Natural Selection 2 developer deactivates over a thousand Steam keys, warns of "shady" resellers

Phil Savage

Natural Selection 2 developer Unknown Worlds has deactivated 1,341 Steam keys for the game, after a charge-back to their store resulted in a $30,000 fee for the small studio. In a post explaining the situation, they say the keys were bought to be resold through third party sites, likely using stolen credit card information.

"Keys were then sold through a handful of questionable sites to people using legitimate credit cards. The owner of the stolen credit card ultimately disputed the charge and we lost the sale. In total, we lose ~$45 per transaction of this kind, due to the charge-back fee (~$22 fee + $25 game price)."

It's a story with no happy end. Unknown Worlds are now faced with a hefty bill, the ultimate purchasers of the keys are left without access to the game, and the scammers get to keep the money from their various sales. "If your key was deactivated, we recommend you contact the site you purchased it from for a full refund. It's unfortunate that players who believed they were buying legitimate games were hurt by these unscrupulous resellers."

Unknown Worlds stress that there are only two official outlets for copies of Natural Selection 2, Steam and the developer's Humble Store page (which is currently unavailable due to this issue). "If you see Natural Selection 2 available anywhere else — like the many sites out there that sell Steam keys at a discount — then you are not buying it from us and there is no way to know if that key is legitimate. As a result, we strongly discourage purchasing from these sites."

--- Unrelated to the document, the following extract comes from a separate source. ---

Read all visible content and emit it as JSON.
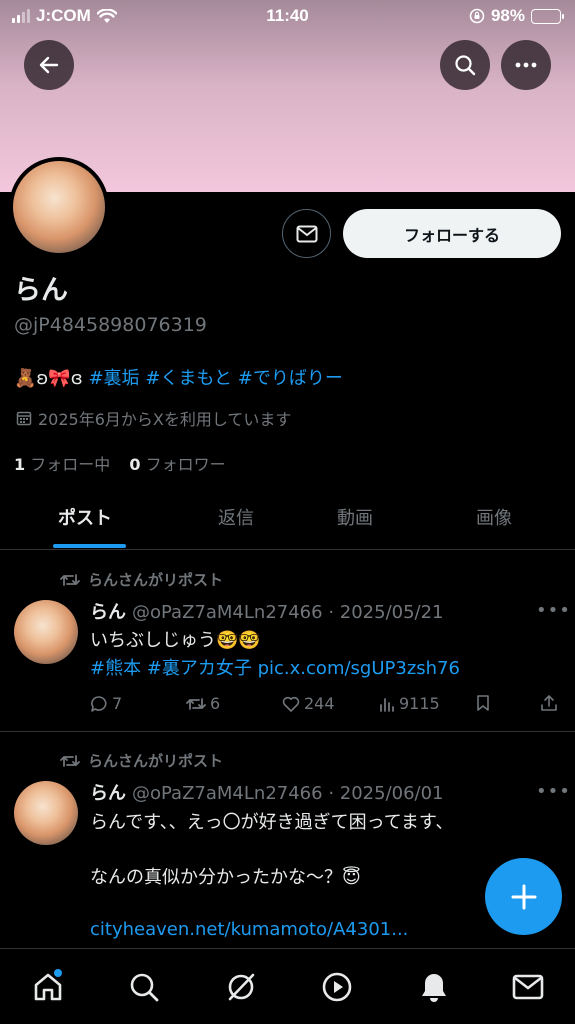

It's a lesson that should probably extend to all digital purchases. A number of sites now offer Steam keys, and often at a cheaper price than either from the developers or the Steam storefront. The trick is distinguishing between perfectly legitimate sites offering good value for money, and dubious resellers with keys from who knows where. It would be good to see more developers taking the time to clarify which digital retailers are authorised to sell their games.